Melissa Calandruccio
This is Melissa Calandruccio on for Dana. Our question is just in terms of the opportunity you see to adding A&F product to other multi-brand channels, such as ASOS and Sephora. Just any color there on sort of the sales and margin opportunity that there might be?
Jonathan Ramsden
Melissa, this is Jonathan. I'll take that one. I think it's early days on these initiatives. We just started testing wholesaling in the fourth quarter of last year with ASOS. We're pleased with what we've seen so far. We're going to expand that over the course of 2015, including into Hollister. But I think it's too early to say what the long-term potential is. But obviously that's accretive to EBIT as we roll it out. Or at least, that's our expectation.
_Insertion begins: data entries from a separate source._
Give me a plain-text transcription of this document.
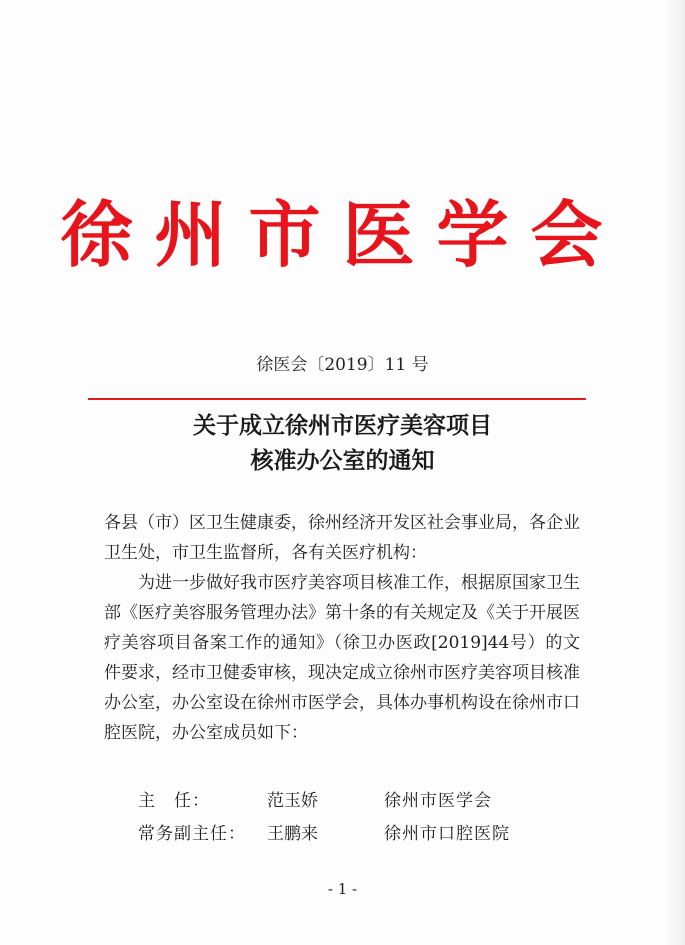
徐州市医学会
徐医会〔2019〕11 号
关于成立徐州市医疗美容项目
核准办公室的通知

各县（市）区卫生健康委，徐州经济开发区社会事业局，各企业卫生处，市卫生监督所，各有关医疗机构：

为进一步做好我市医疗美容项目核准工作，根据原国家卫生部《医疗美容服务管理办法》第十条的有关规定及《关于开展医疗美容项目备案工作的通知》（徐卫办医政[2019]44号）的文件要求，经市卫健委审核，现决定成立徐州市医疗美容项目核准办公室，办公室设在徐州市医学会，具体办事机构设在徐州市口腔医院，办公室成员如下：

主　任：	范玉娇	徐州市医学会
常务副主任： 王鹏来	徐州市口腔医院
- 1 -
On the licensing side, which is really where the fragrance comes in through Sephora, that's pursuant to the deal we announced late last year with Inter Parfums, where they're going to be distributing Fierce through third-party channels, such as duty free and through Sephora and so on. Again, we haven't started that yet, so it's too early to say what we think the potential of that is. But the -- again, we would expect that to be incremental. There's very limited investment on our side. And then, as part of that arrangement, Inter Parfums are also developing entirely new products to sell through those channels as well as potentially through our stores over time. So again, too early to say, but we think both of those are very interesting opportunities going forward.
Operator
And we'll take our final question today from Marni Shapiro, The Retail Tracker.
Marni Shapiro
I'm just curious if we can talk a little bit about China. Because you have quite a number of stores there and it sounds like the business is still fairly healthy there. Can you -- does that customer differentiate between the 2 brands, Hollister and Abercrombie, the way we do here, that whole East Coast, West Coast situation? And if they do, is there an opportunity eventually to bring Hollister there? Or really Abercrombie will be the brand to bring there?
Jonathan Ramsden
So Marni, we have -- we only have 2 A&F stores in China. Most of our stores are Hollister and the A&F flagship store in Shanghai only opened just over 1 year ago, and then the second store in Chengdu opened last summer. So A&F's relatively newer and it's much less prevalent than Hollister currently. We obviously have a very healthy e-com business in both brands. So I think it's early days for us still in China, frankly. We think it's a significant opportunity, both from a store standpoint still, but also from a e-com standpoint, where, as we alluded to earlier in the prepared remarks, we've seen very strong growth, particularly in Hollister but also in A&F since we went live with our localization late 2014.
Operator
And that will conclude our question-and-answer session today. Also, that will conclude today's conference call. We thank you for your participation today.